Weniger bekannt ist der Leidensweg Annes in den wenigen Monaten bis zu ihrem Tod in Bergen-Belsen. Besucher*innen der dortigen Gedenkstätte sind manchmal überrascht, auf dem Gelände einen symbolischen Grabstein für Anne und Margot Frank zu finden. Viele fragen sich, wie es dazu kam, dass beide in Bergen-Belsen starben.

Die Verhafteten wurden von der Prinsengracht zunächst in das Hauptquartier des SD (Sicherheitsdienst) der SS in Amsterdam gebracht. Das Tagebuch von Anne hatte niemand beachtet. Vom SD-Hauptquartier erfolgte wenige Tage später die Verlegung der Familie in das Durchgangslager Westerbork südlich von Groningen.

Westerbork war in den Niederlanden das Hauptsammellager für Juden, die innerhalb des KZ-Komplexes »auf Transport« zu gehen hatten. Prinzipiell war die maximale Ausbeutung der Arbeitskraft das oberste Gebot im KZ-System. In der vierwöchigen Westerbork-Zeit mussten Anne und Margot Zwangsarbeit leisten und Batterien demontieren. Am 3. September 1944 ging der Transport mit der Familie Frank nach Auschwitz. Besonders tragisch: es war der letzte Transport von Westerbork nach Auschwitz, zu diesem Zeitpunkt hatten alliierte Truppen bereits Brüssel erreicht. Der Transport bestand aus 1.019 Personen. Transport hieß zu jener Zeit: Tage und Nächte unter Bewachung in geschlossenen und meist überbelegten Waggons fahren, oft auch in Viehwaggons. Die Bahn war Teil des Gefängnissystems. Versorgung mit Nahrung und Wasser waren oft nicht gewährleistet.

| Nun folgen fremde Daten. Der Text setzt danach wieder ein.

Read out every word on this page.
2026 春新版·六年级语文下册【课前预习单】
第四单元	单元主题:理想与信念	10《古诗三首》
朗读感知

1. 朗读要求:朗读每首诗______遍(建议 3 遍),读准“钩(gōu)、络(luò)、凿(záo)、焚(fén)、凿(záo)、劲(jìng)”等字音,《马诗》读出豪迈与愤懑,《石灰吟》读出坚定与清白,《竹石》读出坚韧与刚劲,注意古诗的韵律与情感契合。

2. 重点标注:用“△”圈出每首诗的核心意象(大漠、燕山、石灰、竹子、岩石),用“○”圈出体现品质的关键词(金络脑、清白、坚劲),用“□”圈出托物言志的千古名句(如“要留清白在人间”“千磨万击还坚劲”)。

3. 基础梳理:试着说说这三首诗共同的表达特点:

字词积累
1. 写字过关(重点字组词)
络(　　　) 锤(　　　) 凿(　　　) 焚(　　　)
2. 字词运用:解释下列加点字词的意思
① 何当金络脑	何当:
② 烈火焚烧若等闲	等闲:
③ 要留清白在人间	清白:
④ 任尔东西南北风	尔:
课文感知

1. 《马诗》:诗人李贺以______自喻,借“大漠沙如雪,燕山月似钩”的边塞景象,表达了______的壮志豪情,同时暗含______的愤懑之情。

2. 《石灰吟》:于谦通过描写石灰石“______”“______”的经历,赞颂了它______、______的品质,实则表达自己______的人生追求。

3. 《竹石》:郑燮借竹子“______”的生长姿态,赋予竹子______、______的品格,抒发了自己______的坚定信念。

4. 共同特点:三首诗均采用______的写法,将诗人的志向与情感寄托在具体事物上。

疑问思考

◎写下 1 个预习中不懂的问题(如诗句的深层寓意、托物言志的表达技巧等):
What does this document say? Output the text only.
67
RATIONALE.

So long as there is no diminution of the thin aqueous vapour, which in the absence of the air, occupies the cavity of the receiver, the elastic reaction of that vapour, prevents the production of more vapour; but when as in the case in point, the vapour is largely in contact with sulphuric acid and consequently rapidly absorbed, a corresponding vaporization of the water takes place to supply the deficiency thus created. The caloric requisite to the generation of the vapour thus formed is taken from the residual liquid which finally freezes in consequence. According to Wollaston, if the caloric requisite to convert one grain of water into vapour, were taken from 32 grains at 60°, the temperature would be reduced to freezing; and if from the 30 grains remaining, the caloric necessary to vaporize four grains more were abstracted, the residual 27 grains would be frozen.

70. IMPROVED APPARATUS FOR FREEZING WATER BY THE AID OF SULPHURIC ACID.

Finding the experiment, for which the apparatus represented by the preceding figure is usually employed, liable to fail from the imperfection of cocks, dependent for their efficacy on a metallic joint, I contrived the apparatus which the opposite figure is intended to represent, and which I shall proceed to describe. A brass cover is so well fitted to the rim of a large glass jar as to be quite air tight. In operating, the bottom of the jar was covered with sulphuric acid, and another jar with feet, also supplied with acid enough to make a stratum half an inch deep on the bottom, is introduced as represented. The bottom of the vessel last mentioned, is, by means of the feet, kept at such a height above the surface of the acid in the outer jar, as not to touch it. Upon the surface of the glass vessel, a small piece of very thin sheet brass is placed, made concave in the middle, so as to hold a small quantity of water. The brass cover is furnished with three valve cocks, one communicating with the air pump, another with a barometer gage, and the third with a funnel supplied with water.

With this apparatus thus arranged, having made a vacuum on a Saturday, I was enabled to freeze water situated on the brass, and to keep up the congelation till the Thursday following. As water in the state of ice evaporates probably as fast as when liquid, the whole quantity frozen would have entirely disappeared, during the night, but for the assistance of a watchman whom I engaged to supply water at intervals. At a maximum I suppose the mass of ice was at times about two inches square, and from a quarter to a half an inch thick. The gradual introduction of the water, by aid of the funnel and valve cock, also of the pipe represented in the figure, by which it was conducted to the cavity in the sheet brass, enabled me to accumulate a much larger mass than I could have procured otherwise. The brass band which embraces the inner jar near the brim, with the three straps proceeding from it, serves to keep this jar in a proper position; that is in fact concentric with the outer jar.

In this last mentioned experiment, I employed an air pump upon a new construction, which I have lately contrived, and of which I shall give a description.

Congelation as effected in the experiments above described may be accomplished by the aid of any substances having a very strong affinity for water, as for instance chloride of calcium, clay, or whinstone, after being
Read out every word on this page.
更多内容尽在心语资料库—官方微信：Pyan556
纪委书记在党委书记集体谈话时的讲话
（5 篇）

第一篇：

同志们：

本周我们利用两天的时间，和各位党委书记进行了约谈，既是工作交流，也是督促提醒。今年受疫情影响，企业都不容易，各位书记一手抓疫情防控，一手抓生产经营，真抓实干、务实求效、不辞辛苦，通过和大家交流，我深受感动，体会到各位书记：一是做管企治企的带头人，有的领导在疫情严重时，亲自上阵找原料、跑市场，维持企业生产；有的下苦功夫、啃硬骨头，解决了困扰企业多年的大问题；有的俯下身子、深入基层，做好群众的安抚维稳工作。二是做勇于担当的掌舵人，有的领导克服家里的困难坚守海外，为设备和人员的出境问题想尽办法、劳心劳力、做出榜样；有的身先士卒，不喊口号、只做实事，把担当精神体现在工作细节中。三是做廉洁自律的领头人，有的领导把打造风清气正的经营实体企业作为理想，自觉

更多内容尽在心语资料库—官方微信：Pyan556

Am 6. September 1944 kam der Zug aus den Niederlanden in Auschwitz an. Dort wurde wie üblich zuerst selektiert. Die Selektion erfolgte im Schnelltempo nach dem Hauptkriterium: wer ist noch nützlich, wer nicht? Kinder und Jugendliche unter 15 waren von vornherein nicht nützlich und wurden mit Alten und Kranken nach Augenschein aussortiert. Anne Frank hatte »Glück«, sie war gerade 15 und sah älter aus. Die anderen Menschen, 549 von 1019, wurden sofort ermordet. Auch das war trotz der rauchenden Schornsteine der Krematorien nicht die offizielle Version, vielmehr hieß es, die Neuankömmlinge würden zunächst geduscht. Vor den als Gemeinschaftsduschen getarnten Gaskammern hatten die Ankömmlinge ihre Kleidung ordentlich an nummerierten Haken aufzuhängen. Man sagte ihnen auch, sie sollten sich die Nummern merken, damit sie ihre Kleidung nach dem Duschen wiederfinden ….

Selektiert wurde auch nach Geschlecht. Otto Frank sah seine Familie am 6. September 1944 wahrscheinlich das letzte Mal. Seine Frau Edith und seine Töchter Anne und Margot mussten zu Fuß ins Frauenlager Birkenau marschieren. Otto Frank konnte an diesem Tag nicht wissen, dass er wenige Monate später der letzte Überlebende seiner Familie sein und man ihm später einmal das Tagebuch seiner Tochter übergeben würde.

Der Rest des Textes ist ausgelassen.